The bowler, Les Ryan, opening bowler for Transvaal, just looked back at Nick and smiled. A rapid in swinging yorker dealt for Nick a few balls later. Nick told that story for many years to come and he had a way of making it funnier each time he told it.
Nick was also a lover of music, or more specifically punk and new wave. He had little or 'no time' for anything mainstream. Being a little bit older than me, he was a big influence on my music taste in the late 70s and early 80s. Many a time we would be in his car, both smoking away, the car full of empty packets of cigarettes, cassettes, McDonalds packaging and empty coke cans - and the ashtray bulging with butts to the point where there was simply no room for any more. The music would pound out with mind numbing volume and treble and he would shout over the noise - "what do you think of this Benj?"
They were very happy days and for a good 20 years we spent a lot of time together in a big group of great friends. Nick wasn't so much the instigator of some of the pranks we got up to, he was often more in the observer role. But this is where his strengths lay. He didn't make the stories, he told the stories. He was funniest story teller - raconteur even - that I ever knew and I shall greatly miss that. Nick loved Horsham and Horsham life. He knew all the characters and everyone knew him.
His ability to make a story out of almost anything was unrivalled and the amount of times he started a sentence with "do you remember when...." was countless. Sometimes I am sure he embellished the tale for effect, like when he told the story of Bonzo Johnson being caught in the loft of someone's house with a swag bag, claiming he was trying to rescue a bird, but it didn't matter to us, in fact it made it better. Nick's memory for stories and trivia was uncanny.

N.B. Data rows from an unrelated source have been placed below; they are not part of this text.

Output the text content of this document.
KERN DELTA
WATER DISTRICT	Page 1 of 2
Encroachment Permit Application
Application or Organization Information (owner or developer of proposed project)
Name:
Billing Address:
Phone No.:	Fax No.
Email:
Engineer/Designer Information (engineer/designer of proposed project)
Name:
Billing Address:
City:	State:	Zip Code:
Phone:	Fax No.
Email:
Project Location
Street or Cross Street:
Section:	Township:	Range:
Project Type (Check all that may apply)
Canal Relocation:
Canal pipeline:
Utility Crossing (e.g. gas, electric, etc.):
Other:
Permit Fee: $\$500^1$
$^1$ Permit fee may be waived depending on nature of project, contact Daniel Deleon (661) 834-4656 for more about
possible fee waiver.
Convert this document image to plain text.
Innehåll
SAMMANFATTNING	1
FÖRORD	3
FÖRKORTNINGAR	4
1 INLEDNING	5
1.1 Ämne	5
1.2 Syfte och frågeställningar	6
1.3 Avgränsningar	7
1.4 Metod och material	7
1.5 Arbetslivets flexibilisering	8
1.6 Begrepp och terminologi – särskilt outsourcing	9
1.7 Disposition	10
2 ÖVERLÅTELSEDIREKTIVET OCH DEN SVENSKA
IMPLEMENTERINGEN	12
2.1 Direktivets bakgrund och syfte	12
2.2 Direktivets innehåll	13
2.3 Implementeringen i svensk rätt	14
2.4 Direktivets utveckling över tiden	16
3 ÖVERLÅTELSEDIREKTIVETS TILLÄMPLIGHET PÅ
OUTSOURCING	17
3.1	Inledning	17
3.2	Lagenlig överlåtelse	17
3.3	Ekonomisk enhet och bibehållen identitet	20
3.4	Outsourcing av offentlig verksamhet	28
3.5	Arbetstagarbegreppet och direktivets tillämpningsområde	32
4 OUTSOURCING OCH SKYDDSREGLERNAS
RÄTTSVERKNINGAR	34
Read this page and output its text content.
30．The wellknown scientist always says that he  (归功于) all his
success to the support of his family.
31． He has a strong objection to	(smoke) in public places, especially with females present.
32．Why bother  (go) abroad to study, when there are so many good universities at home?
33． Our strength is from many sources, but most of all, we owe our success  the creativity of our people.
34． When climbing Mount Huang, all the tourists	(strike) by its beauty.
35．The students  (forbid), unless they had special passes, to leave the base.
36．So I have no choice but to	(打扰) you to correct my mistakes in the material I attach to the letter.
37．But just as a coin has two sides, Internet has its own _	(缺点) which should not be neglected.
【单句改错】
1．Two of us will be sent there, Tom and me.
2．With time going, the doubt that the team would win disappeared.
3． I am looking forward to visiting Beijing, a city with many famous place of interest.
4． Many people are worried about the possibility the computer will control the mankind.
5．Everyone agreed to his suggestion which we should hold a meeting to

I played football with Nick for the Tanbridge Old Boys (yes he gate-crashed our school again) and every time we kept a clean sheet he came out with the same line about it being so easy he could have brought a deck chair and a good read. We would have been disappointed if he hadn't. I also played a lot of snooker with him and his refereeing with a pint in one hand and a cigarette in the other was something to be seen. Throughout his life he added to every situation he was part of.
Inevitably as we grew older and started families, we saw less of each other. I moved away from Horsham and the opportunities to see each other reduced. Nick was also very loving and loyal to his wife Kelly, son James and stepson Byron as well as his mum Jill who still lives in the family home, and younger brothers Jon and Phil. But we did manage to stay in touch through social media and Nick's wit and comment on many things remained animated and extremely funny. It is the fact that we will no longer be privileged to this humour that is one of the great losses.
I was shocked and devastated, like many others, when I heard the news that Nick had died, particularly in such sudden circumstances. It will take a long time to process and it has really hit home how much you miss someone when they are not there. Nick was his own man, not one to compromise or fit in with the crowd. He had a refreshing and highly amusing take on life, didn't take anything too seriously and was quite simply the funniest teller of stories and anecdotes that I ever knew. He could make humour out of nothing; a rare talent and I shall miss him very much.
It is so sad that in the current situation that the many people who loved and respected Nick over the years will not get a chance to pay tribute to such a great person. I am sure he will live in the memories of so many of us for years to come. It was a pleasure and an honour to be his friend.